Solve Algebra Homework: 7((45y+30)/14)+9y=225

[939]

Homework Statement

7((45y + 30)/14) + 9y = 225

the next line reads

45y + 30 + 18y = 450

Where did the 7 go? What was divided by 14?

I'm not sure how this part was done, I undertand how to get the rest though...

Homework Equations

7((45y + 30)/14) + 9y = 225

The Attempt at a Solution

I can get the rest, but I simply have no idea how this part was done (it was example in book). It appers to inverse 7/14 and multiply it by 9y, but I don't know why...

 

[Simon Bridge]

7((45y + 30)/14) + 9y = 225

Lets make that more readable: $$7\left ( \frac{45y+30}{14}\right )+9y=225$$ ... multiply everything by 14, divide everything by 7. i.e. multiply through by 2.

 

[939]

7((45y + 30)/14) + 9y = 225

Lets make that more readable: $$7\left ( \frac{45y+30}{14}\right )+9y=225$$ ... multiply everything by 14, divide everything by 7. i.e. multiply through by 2.

Thanks, the only thing I don't get is...

1) why it becomes 2. If you took 14 out of the denominator wouldn't it become (7)(1/14) = 7/14?

2) Why do you multiply everything, including 225, not simply (45y + 30)?

 

[Mark44]

Thanks, the only thing I don't get is...

1) why it becomes 2. If you took 14 out of the denominator wouldn't it become (7)(1/14) = 7/14?

7/14 = 1/2. One way to get rid of that 1/2 is to multiply both sides of the equation by 2.

2) Why do you multiply everything, including 225, not simply (45y + 30)?

Because whatever you do to one side of an equation, you have to do also to the other side.

 

[Simon Bridge]

I have to do the same thing to both sides in order to keep the expression true.

i.e. if y+2=4 is true
then it is also true that 2y+4=8 (x2 all through)
and it is also true that y+4=6 (+2 to both sides)

But it is not true that 2y+4=4 (x2 to the LHS only).

We can do anything we want to the equation: so long as we do it to both sides, the expression remains true. Some things we can do are more useful than others - i.e. none of the above tells you what value of y makes the expression true.

If we subtracted 2 from both sides, though...

For your problem - you can find the solution by multiplying through by 14, then dividing through by 7. x14/7=x2 !

OR, you could expand out the brackets, then put the LHS over a common denominator...

 

[939]

7/14 = 1/2. One way to get rid of that 1/2 is to multiply both sides of the equation by 2.

Because whatever you do to one side of an equation, you have to do also to the other side.

Highly appreciated, Mark.

I have to do the same thing to both sides in order to keep the expression true.

i.e. if y+2=4 is true
then it is also true that 2y+4=8 (x2 all through)
and it is also true that y+4=6 (+2 to both sides)

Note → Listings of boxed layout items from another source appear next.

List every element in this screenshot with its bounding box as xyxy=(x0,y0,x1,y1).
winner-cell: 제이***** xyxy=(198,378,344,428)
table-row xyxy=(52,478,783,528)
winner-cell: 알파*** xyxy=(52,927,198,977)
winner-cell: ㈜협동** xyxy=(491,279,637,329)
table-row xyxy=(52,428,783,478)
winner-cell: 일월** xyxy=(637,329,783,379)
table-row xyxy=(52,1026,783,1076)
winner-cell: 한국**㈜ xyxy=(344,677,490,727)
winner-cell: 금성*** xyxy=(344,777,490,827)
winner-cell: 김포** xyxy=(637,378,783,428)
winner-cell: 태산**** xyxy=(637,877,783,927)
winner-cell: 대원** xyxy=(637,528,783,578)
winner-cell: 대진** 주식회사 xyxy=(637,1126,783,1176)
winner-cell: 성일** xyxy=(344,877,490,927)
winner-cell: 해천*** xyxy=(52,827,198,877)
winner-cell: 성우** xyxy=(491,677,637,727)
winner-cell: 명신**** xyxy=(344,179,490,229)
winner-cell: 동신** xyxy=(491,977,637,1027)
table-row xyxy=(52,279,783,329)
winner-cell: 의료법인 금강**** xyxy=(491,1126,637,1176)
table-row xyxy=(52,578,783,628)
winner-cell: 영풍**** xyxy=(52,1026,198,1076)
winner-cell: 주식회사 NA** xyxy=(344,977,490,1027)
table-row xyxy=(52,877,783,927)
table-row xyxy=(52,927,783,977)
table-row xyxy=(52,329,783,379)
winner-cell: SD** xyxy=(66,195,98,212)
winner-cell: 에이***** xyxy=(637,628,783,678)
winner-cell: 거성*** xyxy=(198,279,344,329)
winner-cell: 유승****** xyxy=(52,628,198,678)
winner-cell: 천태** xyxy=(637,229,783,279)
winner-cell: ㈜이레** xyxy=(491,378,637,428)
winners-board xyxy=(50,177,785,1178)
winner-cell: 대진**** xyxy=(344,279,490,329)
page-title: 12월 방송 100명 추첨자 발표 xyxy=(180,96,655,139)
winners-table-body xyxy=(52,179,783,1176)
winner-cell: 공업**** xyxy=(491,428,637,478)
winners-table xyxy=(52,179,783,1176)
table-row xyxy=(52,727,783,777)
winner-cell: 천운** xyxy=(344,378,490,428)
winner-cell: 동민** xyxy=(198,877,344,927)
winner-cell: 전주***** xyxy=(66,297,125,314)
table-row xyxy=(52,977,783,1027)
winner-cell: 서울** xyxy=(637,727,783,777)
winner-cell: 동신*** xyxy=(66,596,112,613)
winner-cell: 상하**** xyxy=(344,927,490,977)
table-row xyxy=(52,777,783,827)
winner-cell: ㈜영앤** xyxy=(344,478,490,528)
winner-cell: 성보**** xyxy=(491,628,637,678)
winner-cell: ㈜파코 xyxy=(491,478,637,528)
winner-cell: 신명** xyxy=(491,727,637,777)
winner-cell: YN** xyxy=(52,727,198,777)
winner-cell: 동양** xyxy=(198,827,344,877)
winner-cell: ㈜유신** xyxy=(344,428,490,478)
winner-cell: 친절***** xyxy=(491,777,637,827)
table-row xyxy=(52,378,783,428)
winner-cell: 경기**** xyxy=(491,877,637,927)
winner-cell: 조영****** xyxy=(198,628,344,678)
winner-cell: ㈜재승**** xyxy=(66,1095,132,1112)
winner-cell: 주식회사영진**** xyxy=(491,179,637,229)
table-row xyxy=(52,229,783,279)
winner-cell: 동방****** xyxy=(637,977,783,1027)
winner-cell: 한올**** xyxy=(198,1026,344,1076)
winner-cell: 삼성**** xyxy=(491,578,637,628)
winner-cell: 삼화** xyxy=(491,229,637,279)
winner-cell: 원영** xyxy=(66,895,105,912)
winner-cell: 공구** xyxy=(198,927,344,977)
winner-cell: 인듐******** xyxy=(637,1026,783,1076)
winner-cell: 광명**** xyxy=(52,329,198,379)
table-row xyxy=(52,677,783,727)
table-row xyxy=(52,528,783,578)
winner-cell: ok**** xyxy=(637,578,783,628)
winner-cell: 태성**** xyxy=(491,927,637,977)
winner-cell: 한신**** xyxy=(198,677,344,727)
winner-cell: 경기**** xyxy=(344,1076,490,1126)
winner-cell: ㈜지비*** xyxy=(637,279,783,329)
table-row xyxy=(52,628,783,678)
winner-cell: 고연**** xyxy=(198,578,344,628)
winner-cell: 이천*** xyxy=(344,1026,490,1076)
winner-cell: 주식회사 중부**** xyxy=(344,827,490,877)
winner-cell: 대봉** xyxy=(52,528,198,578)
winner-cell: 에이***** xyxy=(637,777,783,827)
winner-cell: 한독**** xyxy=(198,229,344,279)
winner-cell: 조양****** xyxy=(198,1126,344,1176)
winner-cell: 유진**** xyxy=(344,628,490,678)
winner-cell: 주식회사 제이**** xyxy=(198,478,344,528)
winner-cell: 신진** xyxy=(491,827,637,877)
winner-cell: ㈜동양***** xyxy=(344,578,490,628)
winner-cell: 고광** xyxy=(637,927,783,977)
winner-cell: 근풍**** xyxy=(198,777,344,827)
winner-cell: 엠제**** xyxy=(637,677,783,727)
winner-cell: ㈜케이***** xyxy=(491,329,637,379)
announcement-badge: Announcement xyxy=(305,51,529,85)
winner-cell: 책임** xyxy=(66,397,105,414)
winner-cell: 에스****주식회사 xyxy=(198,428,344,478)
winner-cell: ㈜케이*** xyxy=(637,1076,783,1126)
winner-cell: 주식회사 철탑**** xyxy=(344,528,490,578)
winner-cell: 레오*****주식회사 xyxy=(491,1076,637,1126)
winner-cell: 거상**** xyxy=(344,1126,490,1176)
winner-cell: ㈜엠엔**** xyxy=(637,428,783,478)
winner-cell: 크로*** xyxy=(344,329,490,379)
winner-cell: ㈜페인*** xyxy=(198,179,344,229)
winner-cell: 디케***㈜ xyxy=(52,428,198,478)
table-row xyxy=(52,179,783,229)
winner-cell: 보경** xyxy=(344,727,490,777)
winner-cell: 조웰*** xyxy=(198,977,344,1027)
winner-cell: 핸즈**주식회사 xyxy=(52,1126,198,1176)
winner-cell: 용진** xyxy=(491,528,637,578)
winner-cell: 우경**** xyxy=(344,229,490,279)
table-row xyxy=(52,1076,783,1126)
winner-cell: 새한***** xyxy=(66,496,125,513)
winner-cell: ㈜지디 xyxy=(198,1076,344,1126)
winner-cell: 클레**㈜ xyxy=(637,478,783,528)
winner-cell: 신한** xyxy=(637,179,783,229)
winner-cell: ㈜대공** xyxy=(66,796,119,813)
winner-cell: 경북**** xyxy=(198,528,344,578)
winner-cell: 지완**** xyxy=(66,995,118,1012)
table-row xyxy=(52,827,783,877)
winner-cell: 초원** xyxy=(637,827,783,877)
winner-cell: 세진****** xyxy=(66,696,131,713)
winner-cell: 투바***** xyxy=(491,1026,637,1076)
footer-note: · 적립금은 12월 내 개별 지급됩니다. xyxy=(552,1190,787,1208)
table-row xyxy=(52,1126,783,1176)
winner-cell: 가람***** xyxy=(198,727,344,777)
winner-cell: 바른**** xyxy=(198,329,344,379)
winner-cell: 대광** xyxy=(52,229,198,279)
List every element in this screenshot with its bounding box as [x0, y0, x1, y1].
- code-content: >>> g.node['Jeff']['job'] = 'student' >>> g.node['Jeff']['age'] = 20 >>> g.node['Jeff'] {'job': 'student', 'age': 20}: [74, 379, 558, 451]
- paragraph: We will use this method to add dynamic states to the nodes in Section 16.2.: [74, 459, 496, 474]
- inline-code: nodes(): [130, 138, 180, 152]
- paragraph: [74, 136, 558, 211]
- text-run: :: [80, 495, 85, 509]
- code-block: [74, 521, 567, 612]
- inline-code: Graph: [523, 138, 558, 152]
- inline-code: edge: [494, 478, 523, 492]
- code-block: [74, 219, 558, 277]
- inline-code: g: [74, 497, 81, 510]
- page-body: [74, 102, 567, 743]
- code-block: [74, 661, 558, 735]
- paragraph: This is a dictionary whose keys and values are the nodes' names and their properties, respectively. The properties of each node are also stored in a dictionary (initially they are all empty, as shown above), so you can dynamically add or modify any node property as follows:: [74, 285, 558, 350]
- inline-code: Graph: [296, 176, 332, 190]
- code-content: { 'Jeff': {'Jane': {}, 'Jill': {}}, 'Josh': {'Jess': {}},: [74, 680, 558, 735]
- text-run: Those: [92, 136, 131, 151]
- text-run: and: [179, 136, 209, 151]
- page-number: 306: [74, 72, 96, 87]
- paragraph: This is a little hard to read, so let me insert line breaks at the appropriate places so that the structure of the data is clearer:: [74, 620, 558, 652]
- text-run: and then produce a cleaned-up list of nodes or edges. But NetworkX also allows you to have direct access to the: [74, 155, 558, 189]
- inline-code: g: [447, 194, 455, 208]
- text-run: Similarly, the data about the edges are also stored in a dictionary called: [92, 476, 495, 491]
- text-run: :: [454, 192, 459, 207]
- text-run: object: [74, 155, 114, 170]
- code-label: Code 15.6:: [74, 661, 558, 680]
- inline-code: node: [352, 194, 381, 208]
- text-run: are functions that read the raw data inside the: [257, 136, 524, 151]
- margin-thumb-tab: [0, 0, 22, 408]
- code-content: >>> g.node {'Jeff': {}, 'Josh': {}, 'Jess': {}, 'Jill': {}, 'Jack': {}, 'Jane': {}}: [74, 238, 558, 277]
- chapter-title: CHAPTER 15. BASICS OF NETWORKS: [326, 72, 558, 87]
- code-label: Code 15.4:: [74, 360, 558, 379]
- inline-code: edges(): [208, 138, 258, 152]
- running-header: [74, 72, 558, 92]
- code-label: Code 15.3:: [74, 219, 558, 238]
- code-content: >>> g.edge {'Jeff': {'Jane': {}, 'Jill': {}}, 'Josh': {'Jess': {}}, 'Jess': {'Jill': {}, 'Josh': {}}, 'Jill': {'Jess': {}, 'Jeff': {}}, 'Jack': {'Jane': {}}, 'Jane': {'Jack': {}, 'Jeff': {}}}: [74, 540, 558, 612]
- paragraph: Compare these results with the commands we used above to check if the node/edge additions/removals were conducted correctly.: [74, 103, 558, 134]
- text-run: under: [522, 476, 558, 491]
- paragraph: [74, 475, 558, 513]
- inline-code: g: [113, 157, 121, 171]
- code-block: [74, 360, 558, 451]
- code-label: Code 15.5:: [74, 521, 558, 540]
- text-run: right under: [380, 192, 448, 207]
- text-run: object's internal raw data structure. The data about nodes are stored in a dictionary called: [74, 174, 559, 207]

But it is not true that 2y+4=4 (x2 to the LHS only).

We can do anything we want to the equation: so long as we do it to both sides, the expression remains true. Some things we can do are more useful than others - i.e. none of the above tells you what value of y makes the expression true.

If we subtracted 2 from both sides, though...

For your problem - you can find the solution by multiplying through by 14, then dividing through by 7. x14/7=x2 !

OR, you could expand out the brackets, then put the LHS over a common denominator...

Thanks Simon Bridge, got it!

 

[Simon Bridge]

No worries.

If you are seeing expressions like above then you've probably been doing algebra for some time and being puzzled by it suggests that you were taught by the "transferring numbers from one side to the other" approach - rules like "swap sides swap signs" that sort of thing. Not helpful when you get to more complicated expressions.